1961TC4ME wrote:telemanr wrote:You are right Marc. I was completely forgetting that Sample sets aren’t recording the whole organ at once like an orchestral recording. Slaps head severely.
Ha! Go easy in yourself, I've done plenty of head slapping in this Hauptwerk adventure.
Just a question here that might have some relevance in all of this. How many families of pipes are there? At this late hour I can only think of three, or maybe better worded, how they sound. Flute based, reed based and mixture based?
Marc
I would say: families based on scaling;
-narrow scalings (celestes, gambas, etc.)
-regular normal scaling (principals, including quints, mixures, sesquialtera, etc.)
-wide scaling (flutes, nazard, tierces, cornets, etc.)

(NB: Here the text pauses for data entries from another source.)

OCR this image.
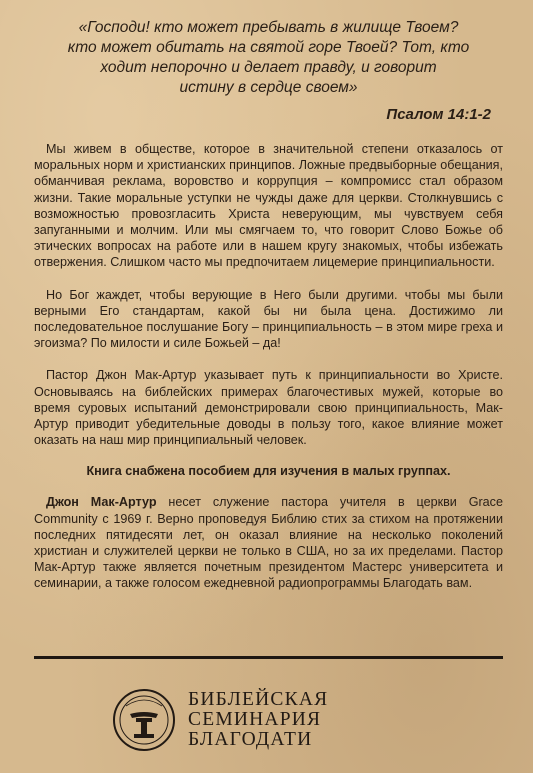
«Господи! кто может пребывать в жилище Твоем?
кто может обитать на святой горе Твоей? Тот, кто
ходит непорочно и делает правду, и говорит
истину в сердце своем»
Псалом 14:1-2
Мы живем в обществе, которое в значительной степени отказалось от моральных норм и христианских принципов. Ложные предвыборные обещания, обманчивая реклама, воровство и коррупция – компромисс стал образом жизни. Такие моральные уступки не чужды даже для церкви. Столкнувшись с возможностью провозгласить Христа неверующим, мы чувствуем себя запуганными и молчим. Или мы смягчаем то, что говорит Слово Божье об этических вопросах на работе или в нашем кругу знакомых, чтобы избежать отвержения. Слишком часто мы предпочитаем лицемерие принципиальности.
Но Бог жаждет, чтобы верующие в Него были другими. чтобы мы были верными Его стандартам, какой бы ни была цена. Достижимо ли последовательное послушание Богу – принципиальность – в этом мире греха и эгоизма? По милости и силе Божьей – да!
Пастор Джон Мак-Артур указывает путь к принципиальности во Христе. Основываясь на библейских примерах благочестивых мужей, которые во время суровых испытаний демонстрировали свою принципиальность, Мак-Артур приводит убедительные доводы в пользу того, какое влияние может оказать на наш мир принципиальный человек.
Книга снабжена пособием для изучения в малых группах.
Джон Мак-Артур несет служение пастора учителя в церкви Grace Community с 1969 г. Верно проповедуя Библию стих за стихом на протяжении последних пятидесяти лет, он оказал влияние на несколько поколений христиан и служителей церкви не только в США, но за их пределами. Пастор Мак-Артур также является почетным президентом Мастерс университета и семинарии, а также голосом ежедневной радиопрограммы Благодать вам.
БИБЛЕЙСКАЯ
СЕМИНАРИЯ
БЛАГОДАТИ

-long or full length reeds (trumpets, fagots, dulciaan, cromorne, schalmey, etc.)
-short reeds (regals, vox humanas, ranketts, etc.)
Then you could further subdivide according to:
-wooden vs. metal pipes, and metal pipes according to alloys as high lead content sounds different (more vocal) than high tin content (more instrumental)
-And reeds could be subdivided according to sound effect, whether they have more "oh" or more "eh" sound.
-And even whether they are placed vertically or horizontally.